The story would begin with my brother admitting he had the flu. He was tired, run down and finally willing to see a doctor. X-rays showed a mass. And when I say mass, I mean a football-sized tumor situated between his heart and lung.

Surgery was scheduled and a very unhappy Grub (my family has a tendency toward odd nicknames) was trying to wrap his brain around his rapidly changing world. He didn't have the flu. And he couldn't be fixed with rest and an antibiotic.

He had cancer.

He was only 46. A paramedic fireman with four little kids. He had a good life. He was happy and funny. He was the kind of guy who would let his girls paint his nails and add rollers to his hair and then "forget" they were there and go to the 7-11 down the road to get a cup of coffee while his kids hooted with delight.

This wasn't fair. He didn't have time to be sick; no time to battle cancer.

But he would do what he had to do. He checked into a local hospital. They were going to see about removing the tumor. We prayed the tumor was growing from the lung...people live all the time with one lung, right?

But fate wasn't cutting him any slack. His surgery was a fail. The tumor was growing from the heart, and if they cut it out...well, not too many people are living without a heart.

The local hospital recommended transport to the Cleveland Clinic, but we were warned- he'd probably not survive the ambulance ride. He was in bad shape.
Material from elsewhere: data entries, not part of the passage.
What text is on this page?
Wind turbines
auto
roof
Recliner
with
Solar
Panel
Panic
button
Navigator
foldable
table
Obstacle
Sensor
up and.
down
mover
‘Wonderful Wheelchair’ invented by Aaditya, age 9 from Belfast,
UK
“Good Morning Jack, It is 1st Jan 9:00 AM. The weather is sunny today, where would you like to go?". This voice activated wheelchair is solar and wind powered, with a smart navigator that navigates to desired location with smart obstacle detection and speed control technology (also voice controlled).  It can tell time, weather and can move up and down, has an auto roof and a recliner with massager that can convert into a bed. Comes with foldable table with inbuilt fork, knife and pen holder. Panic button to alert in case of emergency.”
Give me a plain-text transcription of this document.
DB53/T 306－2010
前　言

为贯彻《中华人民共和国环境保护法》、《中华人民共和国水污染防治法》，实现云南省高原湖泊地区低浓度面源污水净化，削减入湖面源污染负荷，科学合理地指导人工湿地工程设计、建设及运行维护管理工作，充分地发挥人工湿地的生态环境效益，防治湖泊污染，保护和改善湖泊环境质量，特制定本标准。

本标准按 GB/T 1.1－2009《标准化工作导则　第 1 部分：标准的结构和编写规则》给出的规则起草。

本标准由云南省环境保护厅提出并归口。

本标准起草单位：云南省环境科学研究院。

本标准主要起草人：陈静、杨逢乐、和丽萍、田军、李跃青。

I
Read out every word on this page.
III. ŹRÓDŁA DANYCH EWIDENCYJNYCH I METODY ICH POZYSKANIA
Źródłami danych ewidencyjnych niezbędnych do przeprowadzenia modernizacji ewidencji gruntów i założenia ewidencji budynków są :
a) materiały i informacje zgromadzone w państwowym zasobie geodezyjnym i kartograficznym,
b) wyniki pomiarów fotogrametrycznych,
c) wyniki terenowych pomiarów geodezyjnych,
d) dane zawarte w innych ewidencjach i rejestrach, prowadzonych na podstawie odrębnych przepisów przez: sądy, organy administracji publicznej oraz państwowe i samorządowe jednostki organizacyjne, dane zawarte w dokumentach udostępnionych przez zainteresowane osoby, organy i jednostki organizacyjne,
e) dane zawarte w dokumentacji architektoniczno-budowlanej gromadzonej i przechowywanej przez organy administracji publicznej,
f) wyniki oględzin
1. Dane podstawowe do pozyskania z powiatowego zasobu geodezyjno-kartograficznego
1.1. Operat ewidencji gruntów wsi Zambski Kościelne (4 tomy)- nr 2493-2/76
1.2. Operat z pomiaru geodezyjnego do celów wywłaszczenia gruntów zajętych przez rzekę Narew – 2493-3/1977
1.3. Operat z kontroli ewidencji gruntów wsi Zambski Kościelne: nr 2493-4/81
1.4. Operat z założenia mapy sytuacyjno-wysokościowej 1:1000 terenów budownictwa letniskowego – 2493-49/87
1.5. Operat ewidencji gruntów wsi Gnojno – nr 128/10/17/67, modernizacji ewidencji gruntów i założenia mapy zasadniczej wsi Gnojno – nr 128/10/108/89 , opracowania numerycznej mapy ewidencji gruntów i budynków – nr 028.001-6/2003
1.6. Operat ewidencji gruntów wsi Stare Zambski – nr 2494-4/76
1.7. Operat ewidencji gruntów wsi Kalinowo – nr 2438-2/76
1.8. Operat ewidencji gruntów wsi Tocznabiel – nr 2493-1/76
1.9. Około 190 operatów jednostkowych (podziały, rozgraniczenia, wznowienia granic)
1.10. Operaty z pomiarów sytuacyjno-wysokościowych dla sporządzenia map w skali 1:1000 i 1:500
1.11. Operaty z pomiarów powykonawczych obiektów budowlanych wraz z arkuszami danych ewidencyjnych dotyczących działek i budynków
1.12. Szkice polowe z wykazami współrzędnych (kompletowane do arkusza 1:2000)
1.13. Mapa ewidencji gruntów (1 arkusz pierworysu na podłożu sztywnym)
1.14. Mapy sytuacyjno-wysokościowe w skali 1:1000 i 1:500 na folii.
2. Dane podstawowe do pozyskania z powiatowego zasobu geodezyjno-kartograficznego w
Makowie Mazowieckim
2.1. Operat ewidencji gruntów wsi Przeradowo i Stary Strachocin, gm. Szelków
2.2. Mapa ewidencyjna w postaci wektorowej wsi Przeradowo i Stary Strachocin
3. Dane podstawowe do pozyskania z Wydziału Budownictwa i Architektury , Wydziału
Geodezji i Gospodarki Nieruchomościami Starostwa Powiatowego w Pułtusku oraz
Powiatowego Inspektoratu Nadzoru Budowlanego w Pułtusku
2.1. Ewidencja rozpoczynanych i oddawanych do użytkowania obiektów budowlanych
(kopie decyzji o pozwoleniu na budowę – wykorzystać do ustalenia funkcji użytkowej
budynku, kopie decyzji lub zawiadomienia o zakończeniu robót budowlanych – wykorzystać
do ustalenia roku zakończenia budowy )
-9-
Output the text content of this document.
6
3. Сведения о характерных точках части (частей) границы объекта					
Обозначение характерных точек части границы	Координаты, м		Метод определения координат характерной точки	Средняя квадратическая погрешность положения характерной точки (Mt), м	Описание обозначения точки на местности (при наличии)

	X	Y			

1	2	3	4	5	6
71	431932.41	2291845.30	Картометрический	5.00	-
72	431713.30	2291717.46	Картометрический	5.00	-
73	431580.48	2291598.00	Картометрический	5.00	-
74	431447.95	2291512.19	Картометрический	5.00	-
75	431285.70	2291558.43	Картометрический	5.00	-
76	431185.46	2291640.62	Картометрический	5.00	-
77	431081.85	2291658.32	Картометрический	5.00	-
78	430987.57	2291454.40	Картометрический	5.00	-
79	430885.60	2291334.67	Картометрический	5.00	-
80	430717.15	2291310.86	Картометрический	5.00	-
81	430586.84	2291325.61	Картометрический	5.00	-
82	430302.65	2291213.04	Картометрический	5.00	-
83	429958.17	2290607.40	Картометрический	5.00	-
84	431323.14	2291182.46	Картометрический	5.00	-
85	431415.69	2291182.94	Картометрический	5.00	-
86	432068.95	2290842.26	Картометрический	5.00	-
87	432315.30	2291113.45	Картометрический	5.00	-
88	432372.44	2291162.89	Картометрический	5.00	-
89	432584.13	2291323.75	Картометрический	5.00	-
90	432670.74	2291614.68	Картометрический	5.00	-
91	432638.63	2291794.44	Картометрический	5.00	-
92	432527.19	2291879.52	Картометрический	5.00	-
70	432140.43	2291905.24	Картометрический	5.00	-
They were honestly amazed he'd lived as long as he had with the tumor. It was huge.

He did survive the ride, but Cleveland Clinic offered no more hope. It only got worse. He was diagnosed with Angiosarcoma, a very rare, very aggressive form of cancer. Basically, anywhere he had blood flow, there could be a tumor.

My brother, still naive to this whole cancer business, asked if he should stop smoking. The doctor told him not to worry about it, if he found it relaxing, there was no need to add stress to his life by trying to quit.

I knew then, he was screwed.

The story of triumph was going dark. 

How much time? The tumors were highly vascular and could break off or rupture and he could go at any time. But the internet said a year, maybe five...I couldn't help but argue. The poor young doc just shrugged and nodded...I suppose he wasn't going to complete rob us of hope.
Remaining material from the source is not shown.